Chi M M, Hintz C S, McKee D, Felder S, Grant N, Kaiser K K, Lowry O H
Metabolism. 1987 Aug;36(8):761-7. doi: 10.1016/0026-0495(87)90113-2.
Individual muscle fibers from patients with Duchenne muscular dystrophy at an early stage in their disease, and from apparently normal boys of similar age, were analyzed for 13 enzymes of energy metabolism. This approach avoided the serious problems with muscle homogenate assays from increases in nonparenchymal components and permitted assessment of disease changes in different fiber types. Some enzymes of glycogenolysis (phosphorylase, phosphoglucomutase, and pyruvate kinase) were decreased in dystrophic fibers of all types. Phosphofructokinase was decreased in presumptive type II fibers. Lactate dehydrogenase was increased in type I fibers and essentially unchanged in type II. Phosphoglucoisomerase was near normal.

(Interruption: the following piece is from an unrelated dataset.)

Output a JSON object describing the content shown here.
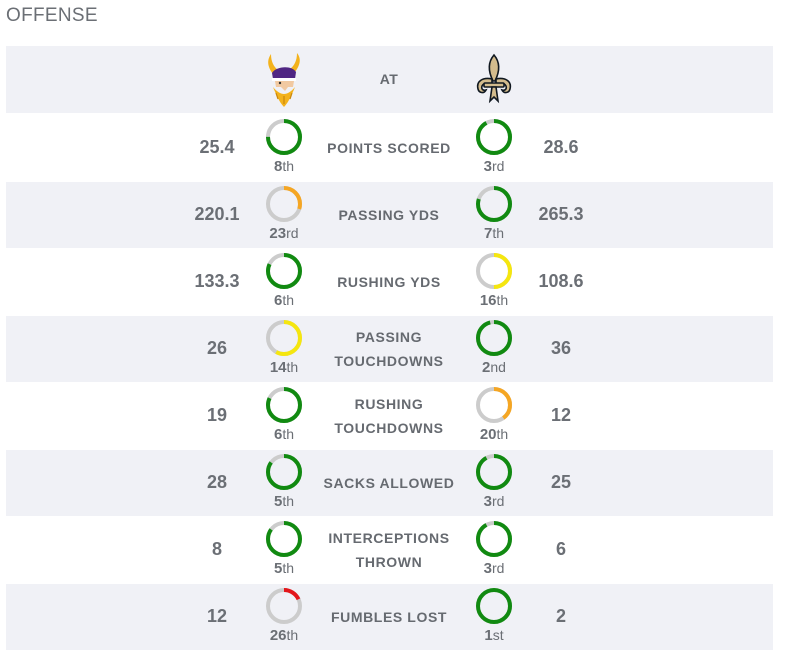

Two enzymes of glucose metabolism not involved in glycogenolysis, hexokinase and glycogen synthase, were near normal, but a third, fructose bisphosphatase, was sharply reduced. Two enzymes of oxidative metabolism, citrate synthase, and beta-hydroxyacyl CoA dehydrogenase, were unchanged or increased. Two enzymes of high energy phosphate transfer, creatine kinase and adenylokinase, were only marginally affected. The net result is to leave the type II fibers, which normally exert the greatest force, with a severe deficit in the glycogenolytic enzyme machinery to maintain that force.

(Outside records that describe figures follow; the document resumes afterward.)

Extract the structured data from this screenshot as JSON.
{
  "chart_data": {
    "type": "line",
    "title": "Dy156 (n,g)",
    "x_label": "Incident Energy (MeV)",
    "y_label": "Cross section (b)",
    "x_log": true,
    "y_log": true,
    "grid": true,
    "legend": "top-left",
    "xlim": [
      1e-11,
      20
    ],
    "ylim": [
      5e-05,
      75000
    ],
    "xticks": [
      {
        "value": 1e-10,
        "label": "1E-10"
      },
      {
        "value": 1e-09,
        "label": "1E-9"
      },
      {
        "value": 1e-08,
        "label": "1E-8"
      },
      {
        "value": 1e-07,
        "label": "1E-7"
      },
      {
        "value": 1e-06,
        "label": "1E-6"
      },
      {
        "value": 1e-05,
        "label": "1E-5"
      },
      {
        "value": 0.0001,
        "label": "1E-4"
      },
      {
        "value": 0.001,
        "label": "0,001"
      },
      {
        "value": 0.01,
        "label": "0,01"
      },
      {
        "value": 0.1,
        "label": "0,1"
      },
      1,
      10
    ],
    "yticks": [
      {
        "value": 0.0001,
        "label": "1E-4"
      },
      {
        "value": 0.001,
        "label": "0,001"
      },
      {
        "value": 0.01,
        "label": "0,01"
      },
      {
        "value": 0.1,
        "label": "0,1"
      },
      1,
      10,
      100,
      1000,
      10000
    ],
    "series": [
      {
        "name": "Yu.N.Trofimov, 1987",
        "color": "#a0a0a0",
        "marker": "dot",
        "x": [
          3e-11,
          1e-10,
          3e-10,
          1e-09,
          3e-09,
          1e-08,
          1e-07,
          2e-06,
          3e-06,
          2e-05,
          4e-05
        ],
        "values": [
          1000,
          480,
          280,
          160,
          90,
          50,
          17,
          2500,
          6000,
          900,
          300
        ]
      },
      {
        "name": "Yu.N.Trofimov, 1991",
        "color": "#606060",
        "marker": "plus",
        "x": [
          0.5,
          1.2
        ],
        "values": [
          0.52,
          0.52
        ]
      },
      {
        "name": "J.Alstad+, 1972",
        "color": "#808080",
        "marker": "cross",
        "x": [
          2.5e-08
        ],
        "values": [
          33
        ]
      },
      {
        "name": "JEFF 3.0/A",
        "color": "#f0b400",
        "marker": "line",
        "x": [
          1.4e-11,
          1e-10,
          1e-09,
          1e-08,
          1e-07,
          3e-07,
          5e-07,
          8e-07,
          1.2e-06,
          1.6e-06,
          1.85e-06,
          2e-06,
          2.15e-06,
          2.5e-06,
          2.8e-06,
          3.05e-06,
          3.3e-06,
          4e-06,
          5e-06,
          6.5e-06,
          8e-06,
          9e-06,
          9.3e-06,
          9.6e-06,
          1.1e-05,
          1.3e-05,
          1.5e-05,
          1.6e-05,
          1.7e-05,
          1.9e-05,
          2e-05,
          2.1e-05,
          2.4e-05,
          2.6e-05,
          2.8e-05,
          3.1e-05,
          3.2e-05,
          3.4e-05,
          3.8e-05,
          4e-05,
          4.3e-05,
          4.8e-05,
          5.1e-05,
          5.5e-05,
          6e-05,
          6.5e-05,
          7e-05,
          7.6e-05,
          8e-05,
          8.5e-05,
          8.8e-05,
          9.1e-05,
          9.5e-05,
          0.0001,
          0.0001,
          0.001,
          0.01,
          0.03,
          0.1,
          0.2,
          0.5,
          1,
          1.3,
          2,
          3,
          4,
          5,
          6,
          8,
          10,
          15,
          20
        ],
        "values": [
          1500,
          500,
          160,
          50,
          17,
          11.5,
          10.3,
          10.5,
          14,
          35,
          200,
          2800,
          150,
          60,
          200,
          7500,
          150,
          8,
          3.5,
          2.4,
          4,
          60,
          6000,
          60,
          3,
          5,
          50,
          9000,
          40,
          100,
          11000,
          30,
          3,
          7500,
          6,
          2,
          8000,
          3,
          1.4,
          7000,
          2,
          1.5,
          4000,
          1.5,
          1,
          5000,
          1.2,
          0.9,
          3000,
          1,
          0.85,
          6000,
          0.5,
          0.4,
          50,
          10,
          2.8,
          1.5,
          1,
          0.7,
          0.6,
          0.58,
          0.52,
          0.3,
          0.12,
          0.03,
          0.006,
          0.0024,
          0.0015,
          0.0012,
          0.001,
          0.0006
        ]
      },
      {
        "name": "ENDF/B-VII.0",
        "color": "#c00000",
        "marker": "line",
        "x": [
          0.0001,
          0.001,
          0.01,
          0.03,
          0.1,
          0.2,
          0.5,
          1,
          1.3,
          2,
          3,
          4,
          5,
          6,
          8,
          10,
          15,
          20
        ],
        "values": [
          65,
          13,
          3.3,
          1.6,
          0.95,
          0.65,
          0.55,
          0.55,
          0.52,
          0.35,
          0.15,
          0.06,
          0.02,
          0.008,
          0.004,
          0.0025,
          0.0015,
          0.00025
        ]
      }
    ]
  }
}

对早期杜兴氏肌营养不良症患者以及年龄相仿的表面正常男孩的单个肌纤维进行了能量代谢的13种酶的分析。这种方法避免了因非实质成分增加而导致的肌肉匀浆检测的严重问题,并允许评估不同纤维类型中的疾病变化。所有类型的营养不良纤维中,一些糖原分解酶(磷酸化酶、磷酸葡萄糖变位酶和丙酮酸激酶)减少。推定的II型纤维中磷酸果糖激酶减少。乳酸脱氢酶在I型纤维中增加,在II型纤维中基本不变。磷酸葡萄糖异构酶接近正常。两种不参与糖原分解的葡萄糖代谢酶,己糖激酶和糖原合酶,接近正常,但第三种,果糖二磷酸酶,急剧减少。两种氧化代谢酶,柠檬酸合酶和β-羟酰基辅酶A脱氢酶,不变或增加。两种高能磷酸转移酶,肌酸激酶和腺苷激酶,仅受到轻微影响。最终结果是,通常产生最大力量的II型纤维在维持该力量的糖原分解酶机制方面严重不足。